December 23, 2004 Archives

oh man

posted by tom / December 23, 2004 / 3 comments /

Things aren't exactly busy at work, so I just fired up a game of Halo. I got beat, badly, by virtually everyone in the last round. But that's not the problem. One of the competitors was twelve. And, when it was all over, the winner (not the twelve year old, although he beat me too) said, "You suck, old guys! You suck!"

Hard to argue with that.

...and its antidote

posted by tom / December 23, 2004 / 2 comments /

Good for the EFF. They've put some money behind an open-source project called Tor that might do a lot to stymy anti-P2P efforts. It's basically a SOCKS proxy -- install it on your computer (linux, windows, os x) and you'll join an ad-hoc P2P routing network. When you send a request from a given application -- your web browser, IM, BitTorrent, almost anything -- it'll be encrypted and sent through a random series of peers in the network to disguise where it's coming from.

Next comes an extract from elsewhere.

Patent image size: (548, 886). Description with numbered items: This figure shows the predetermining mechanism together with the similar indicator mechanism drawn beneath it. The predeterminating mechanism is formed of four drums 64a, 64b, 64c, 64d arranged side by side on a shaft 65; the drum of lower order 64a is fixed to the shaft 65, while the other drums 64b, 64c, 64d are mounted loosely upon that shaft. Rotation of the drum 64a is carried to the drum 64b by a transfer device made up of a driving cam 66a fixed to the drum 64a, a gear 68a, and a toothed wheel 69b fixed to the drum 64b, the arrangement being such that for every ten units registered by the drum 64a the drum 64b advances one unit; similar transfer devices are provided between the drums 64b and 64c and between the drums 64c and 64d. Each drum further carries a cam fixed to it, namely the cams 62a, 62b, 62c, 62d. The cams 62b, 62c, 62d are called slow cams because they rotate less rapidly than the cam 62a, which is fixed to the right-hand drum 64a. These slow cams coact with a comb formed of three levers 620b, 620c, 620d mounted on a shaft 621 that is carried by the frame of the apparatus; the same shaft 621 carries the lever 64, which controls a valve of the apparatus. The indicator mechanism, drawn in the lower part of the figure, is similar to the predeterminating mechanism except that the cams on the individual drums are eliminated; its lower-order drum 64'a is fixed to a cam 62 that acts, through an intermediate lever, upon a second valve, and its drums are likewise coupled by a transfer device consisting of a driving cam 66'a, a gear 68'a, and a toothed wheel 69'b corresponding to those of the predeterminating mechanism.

This isn't foolproof, for a number of reasons that are better explained by the project wiki, but it'll be fine for most uses.

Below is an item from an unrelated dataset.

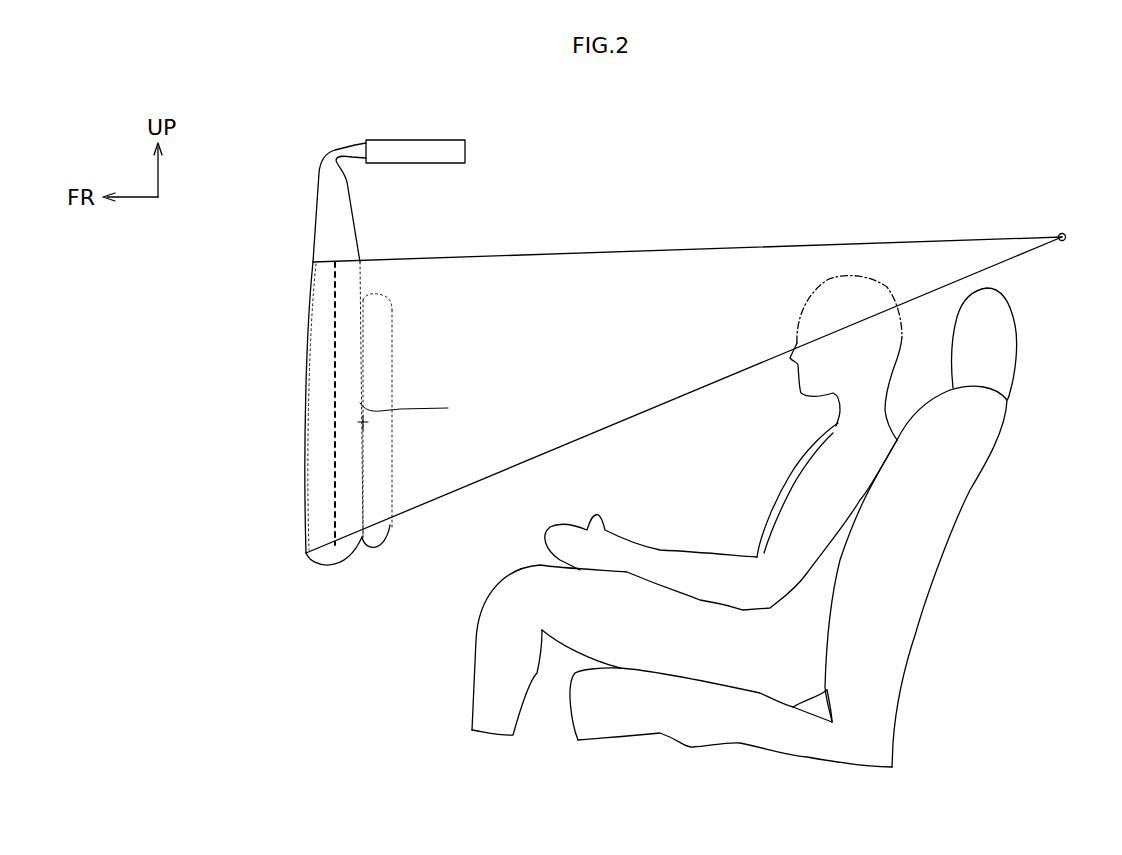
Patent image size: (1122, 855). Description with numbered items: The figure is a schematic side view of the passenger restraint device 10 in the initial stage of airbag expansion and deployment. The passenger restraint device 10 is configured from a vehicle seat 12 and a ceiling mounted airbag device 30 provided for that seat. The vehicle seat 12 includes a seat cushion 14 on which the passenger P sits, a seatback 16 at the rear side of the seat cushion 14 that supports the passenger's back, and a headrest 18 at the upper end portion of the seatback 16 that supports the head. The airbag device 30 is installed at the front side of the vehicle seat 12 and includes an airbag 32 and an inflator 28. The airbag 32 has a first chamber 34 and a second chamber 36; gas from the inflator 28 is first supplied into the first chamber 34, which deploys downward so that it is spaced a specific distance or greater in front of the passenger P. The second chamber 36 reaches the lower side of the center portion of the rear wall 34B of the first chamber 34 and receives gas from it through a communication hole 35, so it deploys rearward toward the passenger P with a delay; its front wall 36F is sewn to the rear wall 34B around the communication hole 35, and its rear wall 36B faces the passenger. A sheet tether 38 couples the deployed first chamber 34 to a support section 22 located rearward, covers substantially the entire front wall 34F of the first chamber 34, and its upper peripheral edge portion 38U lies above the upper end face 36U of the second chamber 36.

However, Tor is also a potential liability: while the whole point of the system is that a user doesn't know what traffic is going through his system, that doesn't mean the law won't try to hold you responsible for it. Some Tor users have reported getting C&D letters for traffic that didn't belong to them. It seems unlikely that you could be held responsible for other people's traffic that gets routed through your system -- industry lawyers have tried this already, and the courts, realizing that it could mean the end of the internet, have arrived at an at least somewhat-agreeable detente with the ISPs. However, you probably don't want to be the first person to go through the process of confirming my hunch. So: caveat emp-Tor.

mpaa prosecution update

posted by tom / December 23, 2004 / 5 comments /

More details of the MPAA's current campaign against BitTorrent are emerging. A cease & desist letter has leaked, addressed to the owners of demonoid.com. A couple of things jump out:

  • The identities of demonoid's owners aren't known by the letter writers. The letter was sent to their ISP with a request that it be forwarded. Presumably this information would be subpoenaed when and if the MPAA decides to proceed with litigation. I haven't been keeping up with the state-of-the-art in DMCA interpretation, but the fact that they don't yet have these guys' names is encouraging.
  • Although demonoid was certainly trading pirate material, actual evidence of infringement may be scarce. There's a warning in the letter not to destroy any evidence. If demonoid's owners were smart they just ran the tracker and didn't host any seeds (content). BitTorrent's pseudo-centralized, yet peer-to-peer nature means that the folks with the most important functional role in the distribution network may not be legally culpable.
  • The letter-writers aren't very tech savvy. They repeatedly refer to an IP address that, by definition, cannot exist (66.250.450.10), and their list of infringing works includes a .nfo file (a metadata text file created by the original pirate, to which they presumably have no copyright claim), plus the listing of an archive AND its extracted contents -- it seems like they probably don't understand what all these files are
  • The list of infringing files is depressing for two reasons. First, they include recently-aired broadcast television shows like Desperate Housewives. The law's unambiguous on this: the networks own these shows and have a right to control how they're disseminated. Still, they're broadcast for free over the airwaves, and it would have been nice if ABC/Disney had elected to grant (or continue to implicitly allow) some limited license allowing the transfer of these shows temporarily -- until the DVD release, perhaps. My worry is that a poorly-constructed court decision or piece of legislation could have negative effects on other kinds of fair use (like my beloved TiVo).

    Finally, the other depressing aspect of this is that someone might be going to jail or driven into bankruptcy for pirating the Garfield movie. How do you ask a man to be the first to go to jail for a shitty, shitty movie?